An article from the Cathedral Times
by Dean Sam Candler
It doesn’t matter what gift catalog we receive in the mail or in our email inbox. It doesn’t matter what classic boutique we are fond of visiting. Wherever we turn, we hear the same pitch: “The Perfect Gift!” Here is the perfect gift store! Here is the perfect gift!
We wander through shops that are just fine, with all sorts of delightful treasures, curiosities. Yet, we can’t seem to find the perfect gift for … that loved one, that child, that parent, that friend. What is the perfect gift?
The stern and quirky little Epistle of James, appearing near the end of the New Testament, might offer some advice. This verse appears in the first chapter: “Every generous act of giving, with every perfect gift, is from above, coming down from the Father of lights, with whom there is no variation or shadow due to change” (James 1:17).
Essentially, the verse is saying that “Every good gift, every perfect give, is from above.” Can that verse help us? What are the perfect gifts of life?
Let’s start by reminding ourselves that the biblical sense of the word “perfect” is not what we tend to think. Awkwardly, that word “perfect” shows up on our list of moral goods and commandments. But, in the New Testament, the word “perfect” rarely means having obeyed every commandment, or having no blemishes, or even having no error. Instead, the word “perfect” is usually a translation of the word that means “goal” or “finish.” The perfect is what we are and what we have, when we have reached our goal or met our conclusion. Thus, whenever we read the word “perfect” in the New Testament, we might better understand it to mean “perfected.” When Jesus says, “Be perfect,” in Matthew 5:48, he means “Be perfected. Reach your goal. Go for the finish.”
Here in the Book of James, we meet another familiar word in the New Testament, the word “above.” The Book of James says, “Every perfect gift… is from above.” Well, that word “above” is the same word Jesus used when he told Nicodemus that one “must be born again” to see the kingdom of heaven. The phrase “born again” means, literally, to be “born from above.” John 3:3 says that one must be born from above in order to see the kingdom of heaven.
Every perfect gift, then, according to the Epistle of James, has the same characteristic of those seeing the kingdom of heaven. A perfect gift carries something with it “from above.” Could giving, and receiving, the perfect gift be like being born again? Yes, I think so. A perfect gift is that which carries some element of the divine, a heavenly glory, that comes from outside and above us. Every good gift, then, carries perfection with it when it comes with something “from above,” something holy, something of God. Every good gift, delivering something holy, is the perfect gift.
But here’s the thing. I hope we have all experienced giving, or receiving, that gift that became so perfect when we realized how personal it was. It came from who we are authentically; or it came to us with a sense of who the giver authentically is. Its honesty and authenticity and personal-ness is what touched us.
Thus, every perfect gift also carries some element of authentic humanity. Every perfect gift does not merely carry divinity.
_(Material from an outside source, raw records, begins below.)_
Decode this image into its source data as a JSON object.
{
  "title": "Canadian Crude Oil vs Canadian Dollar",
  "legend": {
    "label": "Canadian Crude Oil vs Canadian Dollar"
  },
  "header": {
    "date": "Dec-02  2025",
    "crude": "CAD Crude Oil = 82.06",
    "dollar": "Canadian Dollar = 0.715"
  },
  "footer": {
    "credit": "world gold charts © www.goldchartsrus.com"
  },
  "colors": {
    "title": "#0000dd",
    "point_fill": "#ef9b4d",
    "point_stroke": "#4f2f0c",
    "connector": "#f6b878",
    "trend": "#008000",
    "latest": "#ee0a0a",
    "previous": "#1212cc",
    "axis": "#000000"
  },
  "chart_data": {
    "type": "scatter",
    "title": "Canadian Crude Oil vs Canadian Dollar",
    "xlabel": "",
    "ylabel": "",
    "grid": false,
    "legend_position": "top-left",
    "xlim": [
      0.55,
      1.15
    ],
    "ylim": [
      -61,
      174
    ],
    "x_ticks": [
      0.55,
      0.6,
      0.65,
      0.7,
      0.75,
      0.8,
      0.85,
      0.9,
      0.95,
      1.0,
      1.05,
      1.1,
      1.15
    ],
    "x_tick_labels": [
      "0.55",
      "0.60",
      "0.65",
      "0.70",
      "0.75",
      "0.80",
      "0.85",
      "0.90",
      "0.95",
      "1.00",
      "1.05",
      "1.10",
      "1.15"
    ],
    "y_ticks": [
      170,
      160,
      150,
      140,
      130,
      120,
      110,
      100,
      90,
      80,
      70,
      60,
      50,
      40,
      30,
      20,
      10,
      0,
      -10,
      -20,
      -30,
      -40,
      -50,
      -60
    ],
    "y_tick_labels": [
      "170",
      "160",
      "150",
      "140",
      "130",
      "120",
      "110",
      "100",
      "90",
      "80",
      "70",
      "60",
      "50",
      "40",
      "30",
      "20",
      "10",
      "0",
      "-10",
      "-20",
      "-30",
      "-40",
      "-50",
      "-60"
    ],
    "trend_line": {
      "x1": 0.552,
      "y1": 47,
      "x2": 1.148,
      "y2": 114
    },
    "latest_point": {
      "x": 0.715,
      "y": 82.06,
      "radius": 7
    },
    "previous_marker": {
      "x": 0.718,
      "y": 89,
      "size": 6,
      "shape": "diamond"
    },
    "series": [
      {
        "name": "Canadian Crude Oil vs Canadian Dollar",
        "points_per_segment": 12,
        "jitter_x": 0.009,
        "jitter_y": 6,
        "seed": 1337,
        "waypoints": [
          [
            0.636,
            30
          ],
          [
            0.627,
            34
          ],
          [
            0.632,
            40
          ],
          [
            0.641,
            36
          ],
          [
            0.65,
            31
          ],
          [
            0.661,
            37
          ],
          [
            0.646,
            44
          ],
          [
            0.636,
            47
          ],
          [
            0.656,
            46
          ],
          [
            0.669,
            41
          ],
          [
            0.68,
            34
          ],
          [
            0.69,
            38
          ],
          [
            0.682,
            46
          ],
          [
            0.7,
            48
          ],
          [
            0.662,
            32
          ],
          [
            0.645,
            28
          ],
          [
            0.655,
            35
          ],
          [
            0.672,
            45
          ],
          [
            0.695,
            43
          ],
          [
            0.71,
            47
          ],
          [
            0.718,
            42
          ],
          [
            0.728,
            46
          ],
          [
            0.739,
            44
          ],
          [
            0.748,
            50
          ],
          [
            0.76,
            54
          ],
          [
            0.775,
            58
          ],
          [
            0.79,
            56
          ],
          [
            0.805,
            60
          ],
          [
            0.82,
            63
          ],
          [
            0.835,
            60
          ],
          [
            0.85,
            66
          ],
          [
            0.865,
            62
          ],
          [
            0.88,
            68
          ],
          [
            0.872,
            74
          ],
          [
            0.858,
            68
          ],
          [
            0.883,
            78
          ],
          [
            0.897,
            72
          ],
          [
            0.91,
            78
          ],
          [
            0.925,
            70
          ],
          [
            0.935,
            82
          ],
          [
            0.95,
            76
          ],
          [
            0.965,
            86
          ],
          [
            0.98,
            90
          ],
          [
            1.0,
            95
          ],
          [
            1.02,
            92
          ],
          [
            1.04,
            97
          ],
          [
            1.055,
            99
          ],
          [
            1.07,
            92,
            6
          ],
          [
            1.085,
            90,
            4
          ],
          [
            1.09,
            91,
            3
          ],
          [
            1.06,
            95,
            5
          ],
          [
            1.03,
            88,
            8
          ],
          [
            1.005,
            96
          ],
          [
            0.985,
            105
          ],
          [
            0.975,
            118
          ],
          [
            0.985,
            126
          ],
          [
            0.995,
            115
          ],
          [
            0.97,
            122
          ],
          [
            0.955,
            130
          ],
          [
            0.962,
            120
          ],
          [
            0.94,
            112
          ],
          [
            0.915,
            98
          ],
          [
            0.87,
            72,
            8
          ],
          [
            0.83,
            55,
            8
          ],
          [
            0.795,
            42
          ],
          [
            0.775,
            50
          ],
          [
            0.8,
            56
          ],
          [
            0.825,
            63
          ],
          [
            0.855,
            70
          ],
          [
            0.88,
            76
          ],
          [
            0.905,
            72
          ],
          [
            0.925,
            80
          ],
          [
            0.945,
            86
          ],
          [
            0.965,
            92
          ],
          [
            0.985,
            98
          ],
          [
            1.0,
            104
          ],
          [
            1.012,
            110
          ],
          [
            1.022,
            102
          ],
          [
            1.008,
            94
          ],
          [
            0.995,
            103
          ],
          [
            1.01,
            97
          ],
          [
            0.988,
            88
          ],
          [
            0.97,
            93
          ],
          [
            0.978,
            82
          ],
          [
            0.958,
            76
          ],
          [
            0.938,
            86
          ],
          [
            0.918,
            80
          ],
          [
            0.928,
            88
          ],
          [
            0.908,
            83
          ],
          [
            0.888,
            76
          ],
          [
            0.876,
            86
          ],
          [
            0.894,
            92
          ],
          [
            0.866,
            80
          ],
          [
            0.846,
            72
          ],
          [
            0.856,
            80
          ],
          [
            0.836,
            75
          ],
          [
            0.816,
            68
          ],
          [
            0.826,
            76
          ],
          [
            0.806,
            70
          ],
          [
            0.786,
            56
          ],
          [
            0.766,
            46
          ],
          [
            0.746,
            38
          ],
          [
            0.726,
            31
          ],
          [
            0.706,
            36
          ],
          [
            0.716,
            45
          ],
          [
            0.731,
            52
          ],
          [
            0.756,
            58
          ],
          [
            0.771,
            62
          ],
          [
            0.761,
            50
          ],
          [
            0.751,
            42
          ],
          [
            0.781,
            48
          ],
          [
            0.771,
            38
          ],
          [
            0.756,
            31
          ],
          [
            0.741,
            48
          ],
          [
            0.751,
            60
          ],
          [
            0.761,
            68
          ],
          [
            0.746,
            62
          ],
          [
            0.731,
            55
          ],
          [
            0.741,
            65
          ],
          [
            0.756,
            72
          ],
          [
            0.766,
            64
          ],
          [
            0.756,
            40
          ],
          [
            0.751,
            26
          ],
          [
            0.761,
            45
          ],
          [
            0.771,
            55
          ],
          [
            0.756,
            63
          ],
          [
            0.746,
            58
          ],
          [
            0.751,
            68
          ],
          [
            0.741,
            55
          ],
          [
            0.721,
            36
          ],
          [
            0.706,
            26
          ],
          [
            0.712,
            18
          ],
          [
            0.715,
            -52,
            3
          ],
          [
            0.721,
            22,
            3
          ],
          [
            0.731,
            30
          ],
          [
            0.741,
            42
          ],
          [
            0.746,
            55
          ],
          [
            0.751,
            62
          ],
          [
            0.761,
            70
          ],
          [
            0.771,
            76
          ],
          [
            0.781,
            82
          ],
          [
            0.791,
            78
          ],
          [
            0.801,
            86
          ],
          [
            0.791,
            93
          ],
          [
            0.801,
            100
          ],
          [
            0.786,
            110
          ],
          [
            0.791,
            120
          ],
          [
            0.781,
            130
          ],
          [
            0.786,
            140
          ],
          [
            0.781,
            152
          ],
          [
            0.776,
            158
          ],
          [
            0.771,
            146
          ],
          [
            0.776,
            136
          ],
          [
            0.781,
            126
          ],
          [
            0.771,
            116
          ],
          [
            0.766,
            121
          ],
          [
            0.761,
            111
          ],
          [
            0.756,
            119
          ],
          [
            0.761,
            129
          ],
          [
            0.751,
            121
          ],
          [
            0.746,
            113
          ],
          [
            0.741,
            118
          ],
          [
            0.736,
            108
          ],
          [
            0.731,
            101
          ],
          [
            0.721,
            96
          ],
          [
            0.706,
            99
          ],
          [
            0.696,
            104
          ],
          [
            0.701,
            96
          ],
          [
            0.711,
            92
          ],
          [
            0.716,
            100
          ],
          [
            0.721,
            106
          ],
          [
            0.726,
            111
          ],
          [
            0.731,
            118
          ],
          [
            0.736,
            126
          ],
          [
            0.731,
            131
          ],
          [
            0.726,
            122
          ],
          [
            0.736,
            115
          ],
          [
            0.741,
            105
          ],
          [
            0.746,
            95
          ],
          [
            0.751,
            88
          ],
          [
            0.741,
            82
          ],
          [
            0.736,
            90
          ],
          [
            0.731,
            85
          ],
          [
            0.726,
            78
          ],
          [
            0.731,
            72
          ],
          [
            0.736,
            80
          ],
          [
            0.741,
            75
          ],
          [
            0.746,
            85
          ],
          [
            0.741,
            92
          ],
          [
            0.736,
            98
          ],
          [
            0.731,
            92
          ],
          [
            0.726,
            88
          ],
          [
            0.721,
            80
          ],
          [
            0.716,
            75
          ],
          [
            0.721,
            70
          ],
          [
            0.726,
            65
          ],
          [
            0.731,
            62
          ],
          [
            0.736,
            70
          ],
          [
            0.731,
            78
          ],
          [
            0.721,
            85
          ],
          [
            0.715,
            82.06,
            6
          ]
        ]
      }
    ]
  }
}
A perfect gift is also something that quite clearly comes from within us, to another person. A perfect gift delivers something of our authentic self to that other person.
Could it be that, ultimately, something of our authentic self, and something of the divine (from above) are the same thing? We are born again, and born from above, when we realize God; and we are born again, born from above, when we realize our true and authentic selves. And when we give of who we are, when we give of our authentic selves, we are giving the good gift that comes from above; we are giving the perfect gift. Every good gift, from within and from above, is the perfect gift.